Mathy alert. Here’s an electoral calculation rarely contemplated by most people or pundits: Add the first and third of the foregoing numbers and you get 90 million. Allow me to re-state that in context: Ninety million voters. Now add to that sum their voting age dependents – spouses and children – and the small business electoral critical mass easily grows to well over 100 million of America’s 245 million eligible voters. Let’s call that small business cohort “the stakeholders,” because regardless of how they vote, each one has a stake in the future of a small business.
The period 2007-16 was what I’ve called Main Street’s Economic Lost Decade. As Wall Street hit new record highs during this period, the Main Street economy languished, averaging under 2% GDP annually. The impact of this era on the small business sector ranged from diminished opportunity to decimation. Consequently, based on poll results – ours and others’ – in 2016 I ventured that small business stakeholders would be attracted to Trump’s economic campaign messaging. My prognostication was based on what small business survivors of the Lost Decade reported caring about most: economic expansion, ending Obamacare, tax and regulatory reform. Now, back to the election.
Let’s bring the reporting current with the most recent poll question we asked our small business audience: “What impact has President Trump’s policies had on your business?” Almost two-thirds selected “Very positive” (39%) and “Somewhat positive” (24%). The negative responses totaled 15%, with 21% saying, “No impact.”
One way to think of our 64/36 split – which is consistent with other queries made since the 2016 election – is to compare it to the most recent Rasmussen poll (Oct 30), showing the president with a 47% job approval rating. With Main Street business owners favoring the president’s job performance by 17 points over the general public, it really must be “the economy, stupid.” A year from now, if Trump is still underwater in national polls but sustains the same advantage with small business stakeholders, even discounting this cohort by two-thirds, Main Street firms will deliver the election for him. Again.

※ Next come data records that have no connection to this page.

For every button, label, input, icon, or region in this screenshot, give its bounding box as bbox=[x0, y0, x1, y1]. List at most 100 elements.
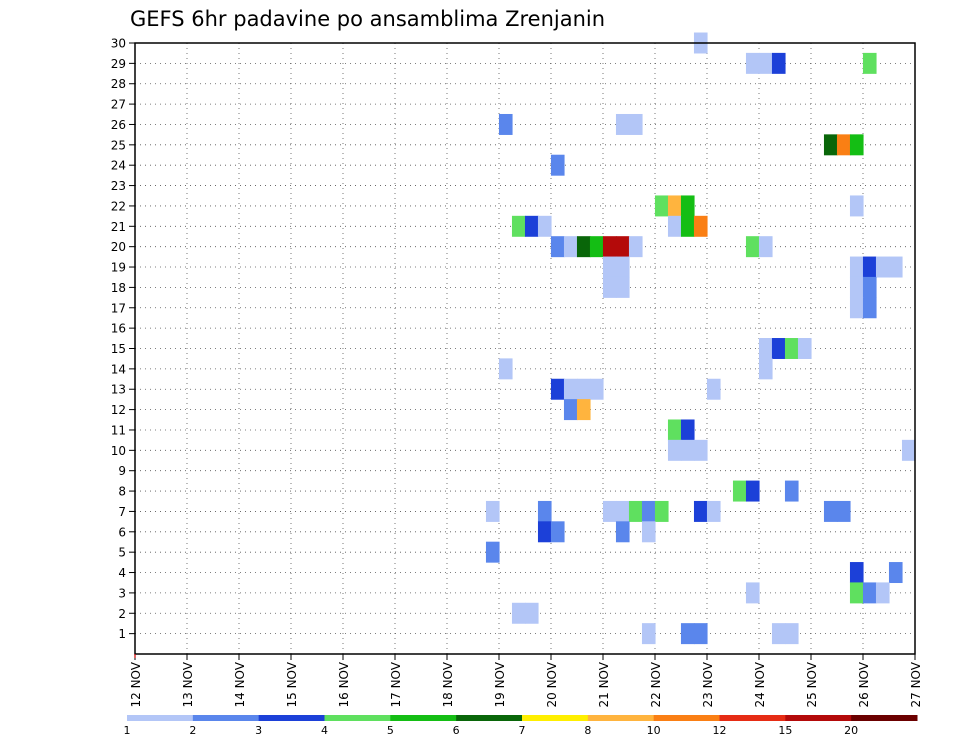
y-tick-label: 26 bbox=[111, 118, 126, 132]
precip-cell bbox=[706, 500, 721, 522]
legend-swatch bbox=[258, 715, 325, 721]
legend-label: 3 bbox=[255, 724, 262, 737]
precip-cell bbox=[602, 256, 617, 278]
precip-cell bbox=[628, 500, 643, 522]
precip-cell bbox=[667, 419, 682, 441]
legend-swatch bbox=[587, 715, 655, 721]
precip-cell bbox=[888, 562, 903, 584]
precip-cell bbox=[797, 338, 812, 359]
legend-label: 8 bbox=[584, 724, 591, 737]
precip-cell bbox=[758, 52, 773, 74]
legend-swatch bbox=[390, 715, 457, 721]
precip-cell bbox=[862, 582, 877, 604]
legend-swatch bbox=[456, 715, 523, 721]
y-tick-label: 14 bbox=[111, 362, 126, 376]
precip-cell bbox=[849, 582, 864, 604]
x-tick-label: 27 NOV bbox=[909, 661, 923, 707]
precip-cell bbox=[511, 602, 526, 624]
legend-swatch bbox=[653, 715, 720, 721]
y-tick-label: 8 bbox=[118, 485, 126, 499]
precip-cell bbox=[667, 195, 682, 217]
precip-cell bbox=[485, 541, 500, 563]
x-tick-label: 16 NOV bbox=[337, 661, 351, 707]
precip-cell bbox=[745, 582, 760, 604]
y-tick-label: 25 bbox=[111, 138, 126, 152]
precip-cell bbox=[537, 500, 552, 522]
precip-cell bbox=[680, 215, 695, 237]
y-tick-label: 10 bbox=[111, 444, 126, 458]
y-tick-label: 28 bbox=[111, 77, 126, 91]
legend-swatch bbox=[785, 715, 852, 721]
precip-cell bbox=[875, 256, 890, 278]
precip-cell bbox=[615, 500, 630, 522]
y-tick-label: 7 bbox=[118, 505, 126, 519]
precip-cell bbox=[849, 134, 864, 156]
y-tick-label: 2 bbox=[118, 607, 126, 621]
precip-cell bbox=[498, 358, 513, 380]
y-tick-label: 20 bbox=[111, 240, 126, 254]
precip-cell bbox=[745, 236, 760, 258]
precip-cell bbox=[784, 480, 799, 502]
precip-cell bbox=[563, 378, 578, 400]
precip-cell bbox=[849, 256, 864, 278]
legend-label: 4 bbox=[321, 724, 328, 737]
y-tick-label: 1 bbox=[118, 627, 126, 641]
legend-swatch bbox=[127, 715, 194, 721]
precip-cell bbox=[615, 113, 630, 135]
y-tick-label: 17 bbox=[111, 301, 126, 315]
precip-cell bbox=[576, 378, 591, 400]
y-tick-label: 5 bbox=[118, 546, 126, 560]
precip-cell bbox=[693, 500, 708, 522]
y-tick-label: 15 bbox=[111, 342, 126, 356]
precip-cell bbox=[836, 134, 851, 156]
precip-cell bbox=[537, 521, 552, 543]
x-tick-label: 17 NOV bbox=[389, 661, 403, 707]
precip-cell bbox=[485, 500, 500, 522]
precip-cell bbox=[849, 562, 864, 584]
precip-cell bbox=[771, 338, 786, 359]
precip-cell bbox=[823, 500, 838, 522]
x-tick-label: 26 NOV bbox=[857, 661, 871, 707]
precip-cell bbox=[784, 338, 799, 359]
precip-cell bbox=[524, 602, 539, 624]
y-tick-label: 23 bbox=[111, 179, 126, 193]
legend-swatch bbox=[719, 715, 786, 721]
precip-cell bbox=[849, 195, 864, 217]
y-tick-label: 11 bbox=[111, 423, 126, 437]
precip-cell bbox=[667, 215, 682, 237]
precip-cell bbox=[576, 236, 591, 258]
y-tick-label: 24 bbox=[111, 159, 126, 173]
precip-cell bbox=[862, 276, 877, 298]
precip-cell bbox=[862, 297, 877, 319]
precip-cell bbox=[771, 52, 786, 74]
precip-cell bbox=[615, 521, 630, 543]
precip-cell bbox=[836, 500, 851, 522]
precip-cell bbox=[745, 480, 760, 502]
x-tick-label: 15 NOV bbox=[285, 661, 299, 707]
precip-cell bbox=[615, 236, 630, 258]
x-tick-label: 22 NOV bbox=[649, 661, 663, 707]
x-tick-label: 12 NOV bbox=[129, 661, 143, 707]
precip-cell bbox=[511, 215, 526, 237]
y-tick-label: 18 bbox=[111, 281, 126, 295]
color-legend: 1 2 3 4 5 6 7 8 10 12 15 20 bbox=[124, 715, 918, 737]
x-tick-label: 14 NOV bbox=[233, 661, 247, 707]
legend-label: 5 bbox=[387, 724, 394, 737]
y-tick-label: 16 bbox=[111, 322, 126, 336]
y-tick-label: 6 bbox=[118, 525, 126, 539]
legend-swatch bbox=[324, 715, 391, 721]
precip-cell bbox=[758, 236, 773, 258]
legend-label: 6 bbox=[453, 724, 460, 737]
precip-cell bbox=[758, 358, 773, 380]
precip-cell bbox=[901, 439, 916, 461]
precip-cell bbox=[602, 236, 617, 258]
legend-label: 12 bbox=[713, 724, 727, 737]
precip-cell bbox=[888, 256, 903, 278]
y-tick-label: 29 bbox=[111, 57, 126, 71]
legend-label: 1 bbox=[124, 724, 131, 737]
y-tick-label: 13 bbox=[111, 383, 126, 397]
legend-label: 7 bbox=[519, 724, 526, 737]
precip-cell bbox=[680, 439, 695, 461]
precip-cell bbox=[771, 623, 786, 645]
y-tick-label: 3 bbox=[118, 586, 126, 600]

Feel the need to throw shade on my polling? Fair enough. After all, we’ve only been polling small business owners for 20 years. But surely you’ll respect an almost 50-year model. Since the 1970s, the NFIB’s Index of Small Business Optimism, the gold standard of polling for this sector, has produced an average monthly “Optimism” response of 98.3 points. During the entire Lost Decade, the Index – which aggregates responses to 10 key small business operating elements – reported stuck below that multi-decade average, in the 93-95 range. But since December 2016, the NFIB’s optimism number has averaged 105.2 points. By the way, the NFIB chief economist and the Index’s founding purveyor, Dr. Bill Dunkelberg, has delivered his report on my radio program every month since 2000.
It must be said that in the NFIB survey, there are no presidential job approval questions. But we’re talking about businesses planted-in-the-ground, operating where the economy’s rubber meets the road. So, it’s no giant leap of logic for the appraisal of any president by those who sign the front of 90 million paychecks every month to track on a straight, bold line to the performance of the Main Street economy.
BREAKING NEWS! In our most recent online poll, intentionally offered twelve months before America return to the voting booth, we asked small business owners, “How will you vote in 2020?” The response came in at 79% for Trump and 21% against.
Write this on a rock …
Small business stakeholders helped Donald Trump in 2016. Expect that to happen again in 2020, because out here on Main Street, it’s still the economy, sweetie.